Als man in den 1930er Jahren viele Häuser in der Bieler Altstadt farbig aufarbeitete, erhielt das Kunsthaus 1935 einen roten Fassadenanstrich. 1963 wurde es von der Stadt Biel erworben. Für den Verein war der Unterhalt zu aufwändig geworden. Im Jahr 1972 wurde die Fassade des Hauses noch einmal übertüncht. Die nächste grosse Instandsetzung nahm die Stadt in zwei Abschnitten 2001 und 2003 vor. Dabei orientierte man sich an den von Propper realisierten Massnahmen. Die Fassade erhielt helle Farbtöne, die sich an den Gelbtönen von Sandstein und dem Hellgrau der Hauterive-Steine orientierten.[3] Im Zunftsaal von 1900 wurden für eine kurze Zeitspanne Trauungen durchgeführt, das Haus diente von 1995 bis 2004 als Zivilstandsamt. Seither fungieren zwei Obergeschosse als Wohnung, Erdgeschoss und 1. Obergeschoss beherbergen die Volkshochschule Biel und Lyss und im Keller gibt es eine Kindermalschule.[4]

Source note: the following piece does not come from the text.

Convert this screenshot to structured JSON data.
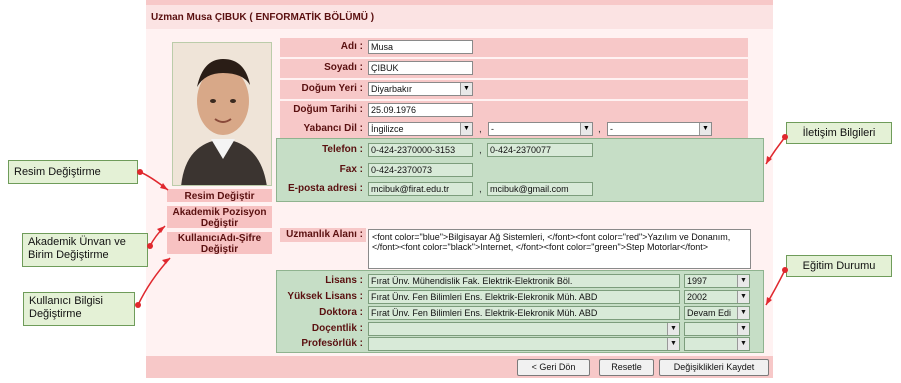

Das Gebäude Burggasse 19 ist ein «wichtiges Element der intakten Platzanlage» und ein «architektonisch und kulturhistorisch bedeutender Bau». Das ehemalige Zunfthaus wurde durch die Regierungsratsbeschluss «RRB 3428» vom 27. Juli 1909 und Vertrag vom 23. März 2015 geschützt sowie 2003 rechtswirksam im Bauinventar des Kantons als «schützenswert» verzeichnet. Es ist in das Schweizerische Inventar der Kulturgüter von nationaler Bedeutung (Kategorie A) eingetragen.[1]

Siehe auch

Literatur

  • Margrit Wick-Werder: Bieler Wahrzeichen in neuem Glanz. Renovation des Zunfthauses zu Waldleuten: Die Wiederherstellung des Popperschen Kunsthauses. In: Bieler Jahrbuch 2003.
  • Das Zunfthaus zu Waldleuten. Handwerkerstolz, Kunsthaus und Bieler Wahrzeichen. In: Häuser erzählen... die Geschichte Biels vom Mittelalter bis heute. Museum Neuhaus, Biel 2010, S. 16–19.
Commons: Zunfthaus zu Waldleuten – Sammlung von Bildern, Videos und Audiodateien

Einzelnachweise

  1. Denkmalpflege des Kantons Bern: Biel/Bienne, Ring 8. In: Bauinventar des Kantons Bern. Kanton Bern, abgerufen am 17. Januar 2024.
  2. bieler-altstadt.ch, Die wirtschaftliche Geschichte der Stadt Biel, abgerufen am 18. August 2022.
  3. Das Zunfthaus zu Waldleuten. Handwerkerstolz, Kunsthaus und Bieler Wahrzeichen in: Häuser erzählen... die Geschichte Biels vom Mittelalter bis heute. Museum Neuhaus, Biel, 2010, S. 16–19.
  4. altstadt-biel-bienne.ch, abgerufen am 25. August 2022.
  5. altstadt-biel-bienne.ch, Die Aushängeschilder Obergasse / Les enseignes de la rue Haute, abgerufen am 16. September 2022.
  6. data.geo.admin.ch, GSK online.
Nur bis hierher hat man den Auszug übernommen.